Toxicity was prospectively evaluated using the MAX2 index, previously developed by Dr. Extermann and her coinvestigators. Patients with dementia or planned concomitant radiotherapy were excluded.

A total of 518 patients were included in the analysis. The median age was 76 years. In all, 23 tumor types, and 111 chemotherapy regimens were included. Almost a third of patients (32%) had grade 4 hematologic toxicities, 56% had grade 3/4 nonhematologic toxicity, and 68% had a combination. The median time to first toxicity was 22 days. Development of the model was based on two-thirds of the patient population, and validation on the remaining third.

The study followed patients through the course of chemotherapy up to 1 month after the last cycle. If chemotherapy continued beyond 6 months, assessment was ended at 6 months. The primary end point was the first occurrence of a grade 4 hematologic toxicity and/or a grade 3/4 nonhematologic toxicity.
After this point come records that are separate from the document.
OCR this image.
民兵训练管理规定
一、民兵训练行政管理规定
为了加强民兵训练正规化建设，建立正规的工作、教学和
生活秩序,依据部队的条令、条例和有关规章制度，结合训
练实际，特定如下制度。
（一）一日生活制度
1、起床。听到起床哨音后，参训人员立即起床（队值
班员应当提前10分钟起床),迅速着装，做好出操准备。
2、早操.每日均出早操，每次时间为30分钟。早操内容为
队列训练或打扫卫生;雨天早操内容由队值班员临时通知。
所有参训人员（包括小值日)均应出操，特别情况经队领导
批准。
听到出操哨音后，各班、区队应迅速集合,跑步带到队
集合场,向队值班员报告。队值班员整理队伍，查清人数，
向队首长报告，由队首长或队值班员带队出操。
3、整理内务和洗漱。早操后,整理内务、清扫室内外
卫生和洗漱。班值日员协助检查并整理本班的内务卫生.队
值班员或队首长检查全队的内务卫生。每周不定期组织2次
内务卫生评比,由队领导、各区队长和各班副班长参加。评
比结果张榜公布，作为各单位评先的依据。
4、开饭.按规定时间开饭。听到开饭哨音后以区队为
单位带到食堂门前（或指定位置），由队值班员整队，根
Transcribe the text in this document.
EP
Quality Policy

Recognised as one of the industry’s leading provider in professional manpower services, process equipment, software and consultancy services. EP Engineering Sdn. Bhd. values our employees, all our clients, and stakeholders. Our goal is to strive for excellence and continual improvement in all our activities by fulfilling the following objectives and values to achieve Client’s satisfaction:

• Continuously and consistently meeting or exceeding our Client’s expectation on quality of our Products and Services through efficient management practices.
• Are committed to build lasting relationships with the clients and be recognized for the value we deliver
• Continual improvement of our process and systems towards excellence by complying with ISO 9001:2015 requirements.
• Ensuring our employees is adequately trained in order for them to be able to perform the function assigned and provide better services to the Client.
The researchers assessed several independent variables, including age, sex, body mass index, diastolic blood pressure, comorbidities (Cumulative Illness Rating Scale for Geriatrics [CIRS-G]), CBC count, liver test results, creatinine clearance, albumin level, self-rated health, Eastern Cooperative Oncology Group (ECOG) Performance Status, Instrumental Activities of Daily Living, Geriatric Depression Scale (GDS) score, Mini-Mental State Examination (MMSE) results, Mini Nutritional Assessment (MNA) results, cancer stage, marrow invasion, pretreatment with chemotherapy, tumor response, and chemotoxicity (MAX2 index).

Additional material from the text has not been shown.